Release v2.6.1 - July 14th, 2020

  • New option to skipQaTests on a flow

  • Application now displays status of chunk aggregation.

  • Crawl run id is now clickable and navigates to crawl run debugger

  • New links under “Download Snapshot”

    • Inputs - the inputs that the crawl run ran with

    • Crawl Run (Log) - log file from crawl run output

    • Crawl Run (JSON) raw crawl run output before DOC transformation

  • delivery_id available as a variable for destination output path

Release v2.6.0 - June 30, 2020

  • Chunk aggregation

    • Option on Flows to wait until all child "chunks" of a snapshot are PASSED_QA before aggregating data and pushing to destinations.

Release v2.5.0 - June 22, 2020

  • Application now runs snapshots as the legacyPlatformId user (SaaS Platform) if this property is set on the organization. Allowing for proper billing and to support authenticated extractors

Release v2.4.0 - June 19, 2020

  • Support for fractional hours in flow configuration.

  • Comments thread on Deliveries

Release v2.3.0 - June 10, 2020

What’s New

  • Flow source filtering

    • Now you can select/filter which Sources get run in a SIMPLE Flow by any of the parameters in your Source.

  • Destinations accept Source Parameter values in your output template

    • Now you can use any Source Parameter as destination template variable. For example, if you have a Parameter locale. this can be set in your destination path/filename as :source.locale. When your Source is run with locale set to UK the destination will output with sourcename-UK .

  • Added support for import.io CLI extractor output

    • Now extractors created by the import.io CLI can be imported into workbench.

Bug fix

  • Setting QPS for one chunk is now supported.

Release v1.8.2 - April 24, 2020

  • Fixed latest delivery + destination pushes bugs.

  • Added assigned user to snapshot tables

  • Added seconds to the destination and simple flow timestamps

  • Updated the user docs

  • Health metrics are open on the selected snapshot home page

  • Added a snapshot link in delivery sidebar, instead of delivery home dropdown

  • Added ‘All’ button to snapshot and pushes spotlight

  • Added revert option to pushes spotlight table

  • Fixed Delivery Push and Bull Queue metrics

Release v1.8.0 - April 10, 2020

Collections

  • “First seen” column - A collection setting is now available for collections whose schema has a primary key, and generates the date when an item was "first seen" and includes it as a meta-data timestamp column "_firstSeen" in the snapshot data.

Schemas

  • “FILE” Type column - This new column type on schemas helps include the metadata information about files extracted and downloaded during extraction time.

Destinations

  • Include downloaded files in destination pushes - You can now include any files and images that were downloaded during your extraction in pushes to your destinations.

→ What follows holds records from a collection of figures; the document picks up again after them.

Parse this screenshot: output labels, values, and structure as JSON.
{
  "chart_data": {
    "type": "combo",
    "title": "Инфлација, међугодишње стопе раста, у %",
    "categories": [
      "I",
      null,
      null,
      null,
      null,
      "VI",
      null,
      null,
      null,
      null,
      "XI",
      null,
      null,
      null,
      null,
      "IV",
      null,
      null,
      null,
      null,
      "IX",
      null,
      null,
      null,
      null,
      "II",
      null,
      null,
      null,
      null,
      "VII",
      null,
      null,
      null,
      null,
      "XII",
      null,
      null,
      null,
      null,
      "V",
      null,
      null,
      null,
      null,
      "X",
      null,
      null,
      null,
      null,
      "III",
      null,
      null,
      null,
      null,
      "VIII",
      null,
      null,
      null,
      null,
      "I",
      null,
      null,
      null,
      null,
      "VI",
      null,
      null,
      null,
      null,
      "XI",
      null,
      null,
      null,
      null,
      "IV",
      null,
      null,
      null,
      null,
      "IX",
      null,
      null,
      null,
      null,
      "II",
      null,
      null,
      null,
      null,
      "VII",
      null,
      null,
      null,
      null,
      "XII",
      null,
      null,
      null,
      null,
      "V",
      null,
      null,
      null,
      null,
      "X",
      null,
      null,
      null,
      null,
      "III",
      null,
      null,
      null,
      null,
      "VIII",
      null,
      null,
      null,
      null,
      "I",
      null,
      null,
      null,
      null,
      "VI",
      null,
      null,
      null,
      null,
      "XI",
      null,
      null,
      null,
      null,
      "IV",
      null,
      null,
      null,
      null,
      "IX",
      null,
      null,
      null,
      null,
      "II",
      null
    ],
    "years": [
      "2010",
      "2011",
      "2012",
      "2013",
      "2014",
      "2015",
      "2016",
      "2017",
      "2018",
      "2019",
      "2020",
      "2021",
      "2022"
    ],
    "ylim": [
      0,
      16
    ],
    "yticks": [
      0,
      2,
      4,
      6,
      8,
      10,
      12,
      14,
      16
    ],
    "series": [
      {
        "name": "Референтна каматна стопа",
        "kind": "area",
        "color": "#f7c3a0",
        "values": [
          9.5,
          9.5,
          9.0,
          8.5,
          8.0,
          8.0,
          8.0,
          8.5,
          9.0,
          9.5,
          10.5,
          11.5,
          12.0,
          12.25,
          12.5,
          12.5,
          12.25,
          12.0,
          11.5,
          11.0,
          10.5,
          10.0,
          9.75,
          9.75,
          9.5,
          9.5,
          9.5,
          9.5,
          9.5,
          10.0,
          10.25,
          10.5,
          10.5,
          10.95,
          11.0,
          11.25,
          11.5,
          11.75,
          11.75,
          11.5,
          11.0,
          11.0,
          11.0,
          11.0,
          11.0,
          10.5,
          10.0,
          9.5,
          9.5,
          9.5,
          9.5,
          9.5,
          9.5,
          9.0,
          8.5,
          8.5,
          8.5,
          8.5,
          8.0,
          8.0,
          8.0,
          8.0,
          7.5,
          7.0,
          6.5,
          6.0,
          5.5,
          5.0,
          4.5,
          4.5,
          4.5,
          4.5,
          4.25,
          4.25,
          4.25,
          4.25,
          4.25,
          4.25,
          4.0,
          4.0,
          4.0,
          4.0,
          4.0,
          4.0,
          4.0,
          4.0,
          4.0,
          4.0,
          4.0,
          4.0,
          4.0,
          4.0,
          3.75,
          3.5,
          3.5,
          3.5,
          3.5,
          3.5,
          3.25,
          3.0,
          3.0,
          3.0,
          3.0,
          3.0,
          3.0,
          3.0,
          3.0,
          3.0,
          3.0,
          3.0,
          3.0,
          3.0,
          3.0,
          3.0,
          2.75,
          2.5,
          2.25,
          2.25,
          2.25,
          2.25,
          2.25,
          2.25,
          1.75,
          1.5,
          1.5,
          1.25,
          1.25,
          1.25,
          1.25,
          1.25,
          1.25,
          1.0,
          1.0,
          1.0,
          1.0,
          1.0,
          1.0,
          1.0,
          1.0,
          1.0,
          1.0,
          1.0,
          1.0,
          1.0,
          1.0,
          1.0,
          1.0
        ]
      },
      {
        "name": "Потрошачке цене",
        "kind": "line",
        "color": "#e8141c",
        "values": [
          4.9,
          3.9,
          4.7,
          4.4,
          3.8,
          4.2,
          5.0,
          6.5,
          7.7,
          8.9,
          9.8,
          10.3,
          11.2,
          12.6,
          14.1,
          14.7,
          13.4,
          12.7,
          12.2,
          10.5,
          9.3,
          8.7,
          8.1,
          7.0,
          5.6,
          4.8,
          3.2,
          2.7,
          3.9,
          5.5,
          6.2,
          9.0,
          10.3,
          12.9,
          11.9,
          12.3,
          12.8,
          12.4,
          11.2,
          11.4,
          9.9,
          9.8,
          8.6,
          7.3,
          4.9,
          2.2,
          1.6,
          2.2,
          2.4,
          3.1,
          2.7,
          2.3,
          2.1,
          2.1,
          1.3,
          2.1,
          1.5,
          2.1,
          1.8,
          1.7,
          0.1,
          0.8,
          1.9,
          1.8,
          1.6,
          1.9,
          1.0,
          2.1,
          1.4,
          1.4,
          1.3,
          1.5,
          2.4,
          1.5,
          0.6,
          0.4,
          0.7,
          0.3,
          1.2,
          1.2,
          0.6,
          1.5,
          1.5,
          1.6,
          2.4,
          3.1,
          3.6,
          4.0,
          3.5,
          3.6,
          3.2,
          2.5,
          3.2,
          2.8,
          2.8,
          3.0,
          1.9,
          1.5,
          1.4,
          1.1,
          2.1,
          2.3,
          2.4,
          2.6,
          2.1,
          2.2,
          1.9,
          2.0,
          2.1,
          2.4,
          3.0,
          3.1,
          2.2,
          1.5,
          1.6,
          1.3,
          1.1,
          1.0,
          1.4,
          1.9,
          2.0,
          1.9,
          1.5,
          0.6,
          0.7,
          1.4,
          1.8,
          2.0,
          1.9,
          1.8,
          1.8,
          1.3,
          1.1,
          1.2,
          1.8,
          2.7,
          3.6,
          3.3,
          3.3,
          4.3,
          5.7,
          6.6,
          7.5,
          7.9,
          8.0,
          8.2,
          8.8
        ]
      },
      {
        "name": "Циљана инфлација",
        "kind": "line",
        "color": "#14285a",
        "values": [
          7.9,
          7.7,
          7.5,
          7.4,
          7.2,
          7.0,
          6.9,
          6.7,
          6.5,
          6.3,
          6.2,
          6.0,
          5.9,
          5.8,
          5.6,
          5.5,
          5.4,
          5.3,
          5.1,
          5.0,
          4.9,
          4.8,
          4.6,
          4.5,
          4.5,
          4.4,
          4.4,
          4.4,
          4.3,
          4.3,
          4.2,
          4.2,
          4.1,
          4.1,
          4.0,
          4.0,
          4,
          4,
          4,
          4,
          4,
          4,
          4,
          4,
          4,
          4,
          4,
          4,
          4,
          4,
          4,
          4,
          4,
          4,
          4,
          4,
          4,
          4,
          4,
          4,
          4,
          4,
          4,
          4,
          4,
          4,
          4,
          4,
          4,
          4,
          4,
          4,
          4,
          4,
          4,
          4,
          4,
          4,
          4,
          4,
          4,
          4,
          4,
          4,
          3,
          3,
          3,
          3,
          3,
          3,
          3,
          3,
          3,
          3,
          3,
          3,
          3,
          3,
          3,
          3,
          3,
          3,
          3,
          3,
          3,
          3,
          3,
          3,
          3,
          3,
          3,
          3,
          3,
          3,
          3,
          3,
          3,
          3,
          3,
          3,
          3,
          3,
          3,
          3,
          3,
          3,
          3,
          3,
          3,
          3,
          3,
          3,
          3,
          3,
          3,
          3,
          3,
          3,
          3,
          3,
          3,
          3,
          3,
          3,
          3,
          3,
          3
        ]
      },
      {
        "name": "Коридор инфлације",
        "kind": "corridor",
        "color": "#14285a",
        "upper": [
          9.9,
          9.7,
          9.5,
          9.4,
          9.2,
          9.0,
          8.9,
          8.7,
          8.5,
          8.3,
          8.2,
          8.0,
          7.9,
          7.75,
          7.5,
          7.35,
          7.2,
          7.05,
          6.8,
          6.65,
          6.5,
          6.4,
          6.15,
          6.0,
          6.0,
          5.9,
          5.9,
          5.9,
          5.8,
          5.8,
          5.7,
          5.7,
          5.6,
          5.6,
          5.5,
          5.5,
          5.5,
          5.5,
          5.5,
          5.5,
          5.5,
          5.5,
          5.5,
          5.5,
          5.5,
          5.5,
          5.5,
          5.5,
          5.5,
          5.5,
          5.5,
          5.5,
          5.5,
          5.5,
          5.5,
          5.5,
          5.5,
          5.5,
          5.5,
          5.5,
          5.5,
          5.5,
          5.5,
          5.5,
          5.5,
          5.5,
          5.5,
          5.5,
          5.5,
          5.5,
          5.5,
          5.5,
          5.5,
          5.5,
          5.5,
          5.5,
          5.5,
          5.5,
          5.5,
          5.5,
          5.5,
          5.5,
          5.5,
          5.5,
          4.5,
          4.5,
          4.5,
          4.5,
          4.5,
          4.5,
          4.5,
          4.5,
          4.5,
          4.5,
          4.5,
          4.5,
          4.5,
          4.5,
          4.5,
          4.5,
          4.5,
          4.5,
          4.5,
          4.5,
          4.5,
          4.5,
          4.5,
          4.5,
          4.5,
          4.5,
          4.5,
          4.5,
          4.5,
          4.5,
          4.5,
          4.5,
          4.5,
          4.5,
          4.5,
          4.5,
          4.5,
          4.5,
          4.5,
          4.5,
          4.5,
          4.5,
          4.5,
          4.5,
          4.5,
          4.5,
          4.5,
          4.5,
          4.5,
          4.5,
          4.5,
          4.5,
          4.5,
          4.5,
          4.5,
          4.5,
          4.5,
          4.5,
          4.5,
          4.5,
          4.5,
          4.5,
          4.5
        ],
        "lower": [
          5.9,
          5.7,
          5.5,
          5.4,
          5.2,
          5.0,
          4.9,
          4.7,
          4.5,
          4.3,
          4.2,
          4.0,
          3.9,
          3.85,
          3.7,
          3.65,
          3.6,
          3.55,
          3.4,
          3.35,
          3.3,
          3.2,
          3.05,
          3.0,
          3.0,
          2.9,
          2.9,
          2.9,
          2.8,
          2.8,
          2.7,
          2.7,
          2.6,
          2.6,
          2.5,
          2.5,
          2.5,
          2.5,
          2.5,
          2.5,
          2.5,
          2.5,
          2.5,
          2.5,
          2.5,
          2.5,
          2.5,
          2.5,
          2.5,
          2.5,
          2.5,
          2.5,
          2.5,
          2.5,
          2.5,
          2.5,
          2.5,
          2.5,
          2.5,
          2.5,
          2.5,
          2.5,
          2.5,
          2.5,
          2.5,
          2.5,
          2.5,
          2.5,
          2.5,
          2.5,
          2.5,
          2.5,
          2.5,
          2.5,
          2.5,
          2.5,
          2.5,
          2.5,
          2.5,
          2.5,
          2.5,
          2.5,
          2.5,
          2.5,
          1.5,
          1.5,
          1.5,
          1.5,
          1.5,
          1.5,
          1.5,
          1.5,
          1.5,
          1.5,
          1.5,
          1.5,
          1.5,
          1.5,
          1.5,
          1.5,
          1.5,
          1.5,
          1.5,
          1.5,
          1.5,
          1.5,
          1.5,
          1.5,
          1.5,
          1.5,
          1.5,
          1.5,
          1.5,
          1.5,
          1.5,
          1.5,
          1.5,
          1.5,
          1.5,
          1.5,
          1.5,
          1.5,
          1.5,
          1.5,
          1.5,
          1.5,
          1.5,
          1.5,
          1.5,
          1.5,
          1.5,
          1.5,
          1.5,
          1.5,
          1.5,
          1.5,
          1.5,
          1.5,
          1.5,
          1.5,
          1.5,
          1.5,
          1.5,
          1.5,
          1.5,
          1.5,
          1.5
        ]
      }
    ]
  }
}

  • SFTP Destinations Type - You can now configure SFTP servers as destinations for your data.

Alarms

  • Severity on Alarms - Flow alarms now have a “severity” option which can be set on the alarm and included in any alarm notifications.

  • APIs and UI to Resolve or Trigger Alarms - Now when a delivery is open you have the option to manually trigger or resolve alarms for the selected delivery alarm page.

Snapshots

  • Importing cancelled snapshots - now if you cancel a snapshot you have an option in the UI to manually import the data that was collected.

Flows

  • Max chunk crawl time - When configuring a flow you can set the chunkTimeoutHours which is the max time a chunk should run for. If the chunk times out the data collected will be automatically imported.